22C:116, Lecture 33, Fall 1998

Douglas W. Jones
University of Iowa Department of Computer Science

Load Balancing
When a system contains multiple processors, a new question arises: How does the system maintain roughly equal loads on all the processors? If the loads are unevenly distributed, the performance of the most heavily loaded processor may end up limiting the performance of the entire system.
On systems with shared main memory, such as the Encore Multimax or the SGI Onyx, this problem is easy to solve. If there is a single ready list and each processor seeks work from that ready list whenever it becomes idle, the load will balance without any computational effort to optimize which processor runs what.
This is only easy because shared memory makes the cost of moving a program from one processor to another negligable -- it is just the cost of context switching. On a machine without shared memory, programs may be difficult to move, and this requires that moves be deliberately planned. Thus, the problem of load balancing in a distributed system has two components:
First when is load balancing applied? Is it applied when processes are created, or are processes moved after they are created.
Second, how is the decision made about which machine to use. Global information about system load is hard to get, so most load balancing schemes rely on heuristics to locate idle computing capacity and to move work away from overloaded machines.
If load balancing algorithms only apply at the time of process creation, long lived processes that have bursty patterns of resource utilization pose problems. These problems can be solved by breaking up such processes into sequences of smaller shorter lived processes, one per phase of the longer computation. As the long `logical process' changes from one phase to another, a new process is created, allowing the process creation mechanism to select a machine appropriate for that phase.
Third, how is a process selected for migration. If the cost of migration exceeds the performance benefit, clearly, it should not be undertaken! Usually, the cost of migration can be estimated in advance, but the benefit depends on the future behavior of the process being moved, and this requires some kind of prediction.
Load Balancing Algorithms
Given that total information about the loading of a distributed system is unlikely to be available because gathering such information is expensive, most load balancing algorithms rely on limited or local information about the state of the system. As a result, these algorithms are generally viewed as using load balancing heuristics.
Typically, the software running on each machine can compute a numeric measure of the local load. This may be as simple as a three valued variable that indicates that the local state is overloaded, acceptably loaded or underloaded, or it may be as complex as a vector indicating the local CPU load, the local memory load, and the local I/O load.
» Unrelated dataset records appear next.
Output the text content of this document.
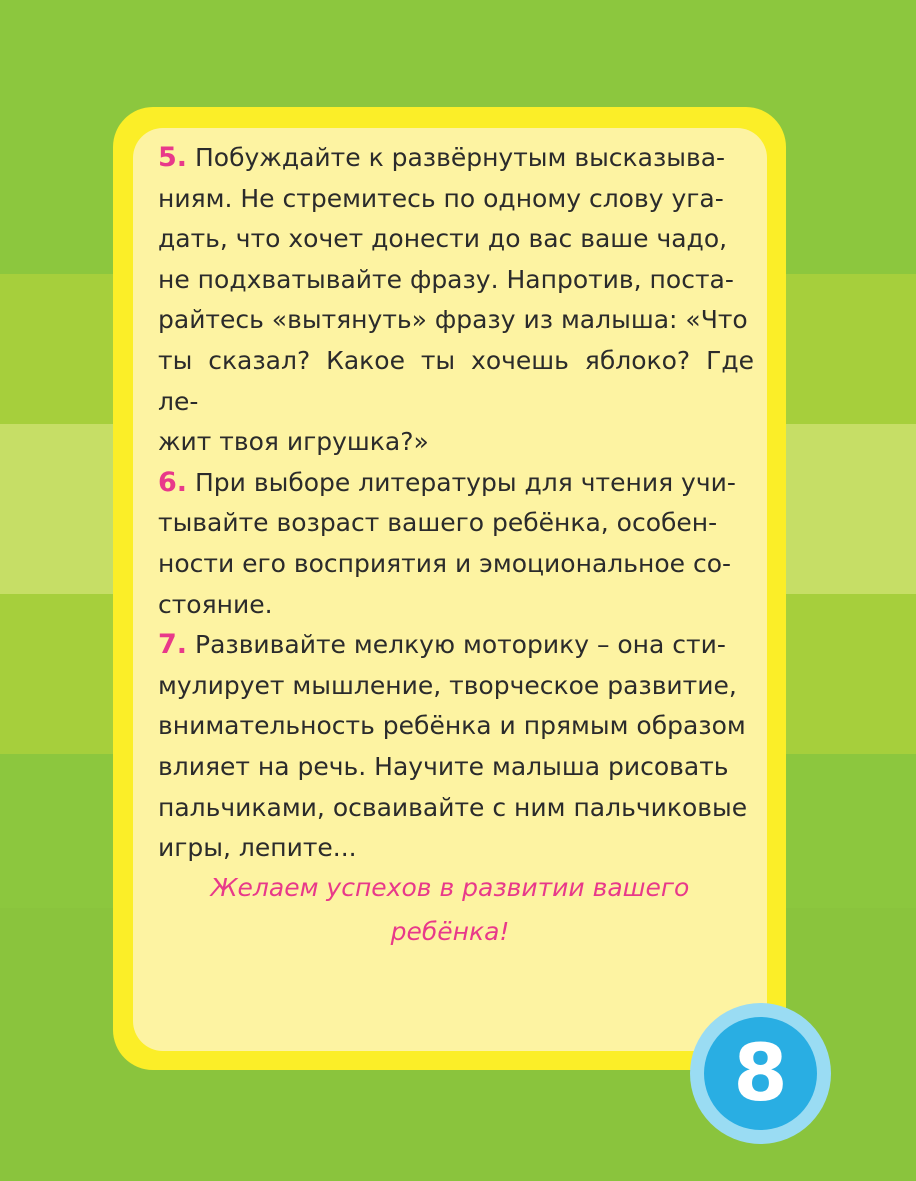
5. Побуждайте к развёрнутым высказыва-
ниям. Не стремитесь по одному слову уга-
дать, что хочет донести до вас ваше чадо,
не подхватывайте фразу. Напротив, поста-
райтесь «вытянуть» фразу из малыша: «Что
ты сказал? Какое ты хочешь яблоко? Где ле-
жит твоя игрушка?»

6. При выборе литературы для чтения учи-
тывайте возраст вашего ребёнка, особен-
ности его восприятия и эмоциональное со-
стояние.

7. Развивайте мелкую моторику – она сти-
мулирует мышление, творческое развитие,
внимательность ребёнка и прямым образом
влияет на речь. Научите малыша рисовать
пальчиками, осваивайте с ним пальчиковые
игры, лепите...

Желаем успехов в развитии вашего
ребёнка!
8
The problem the load balancing algorithm must face is to distribute this information over the net so that, when the time comes to move a process or when the time comes to create a new process, the information necessary to keep the load reasonably balanced is available to the right machines.
Typically, each machine on the net only communicates with a limited subset of the others; this is necessary to allow the algorithm to scale well as the net grows. For the purpose of this discussion, we will refer to this subset, for any particular machine, as the set of neighbors of that machine.
There are two basic schemes for distributing the loading information, demand driven and supply driven. Here, we speak of the product being supplied or demanded as excess computational power -- the terms supply and demand are reversed if the product under discussion is surplus processes! In a demand driven scheme, when a machine is ready to create a new process or export a process, it checks with its neighbors to determine their state, then compares the replies and creates the new process on or exports a process to the neighbor that has the greatest available surplus of processing power.
In a supply driven scheme, machines that judge themselves underloaded advertise for work, sending messages to their neighbors and requesting work. Each machine maintains a list of advertisements it has recently received, and when it needs to create a new process or export a process, it uses this list to select a destination machine.
Assuming that process migration is possible, how does a system decide when to export a process? When a machine creates a new process, how does it decide whether to create it locally or create it on a remote machine. Typically, if the machine is underloaded, it will ignore the migration issue. If a machine is acceptably loaded, it will try to create new processes elsewhere, and if it is overloaded, it will try to export processes.
If there is a loading metric, the machine can compare its load with the loads of each of its neighbors in order to determine the identity of the least loaded machine. If there is a loading metric with multiple dimensions, for example, memory, processor and I/O, machines must compare the load characteristic (measured or anticipated) for each process with the metric for each system in order to determine which process is the best candidate to move in order to lower the overall loading on the whole system.
This clearly indicates that the more complex the local metric, the more difficult the migration problem becomes!
In work published by Harchol-Balter and Downey (ACM Trans on Computer Systems, Aug 1997, V. 15, N. 3, page 253) a very simple metric is shown to be remarkably effective for machines with equal CPU speeds and memory resources -- the length of the ready list. A machine with a short ready list is lightly loaded, while a machine with a long ready list is heavily loaded.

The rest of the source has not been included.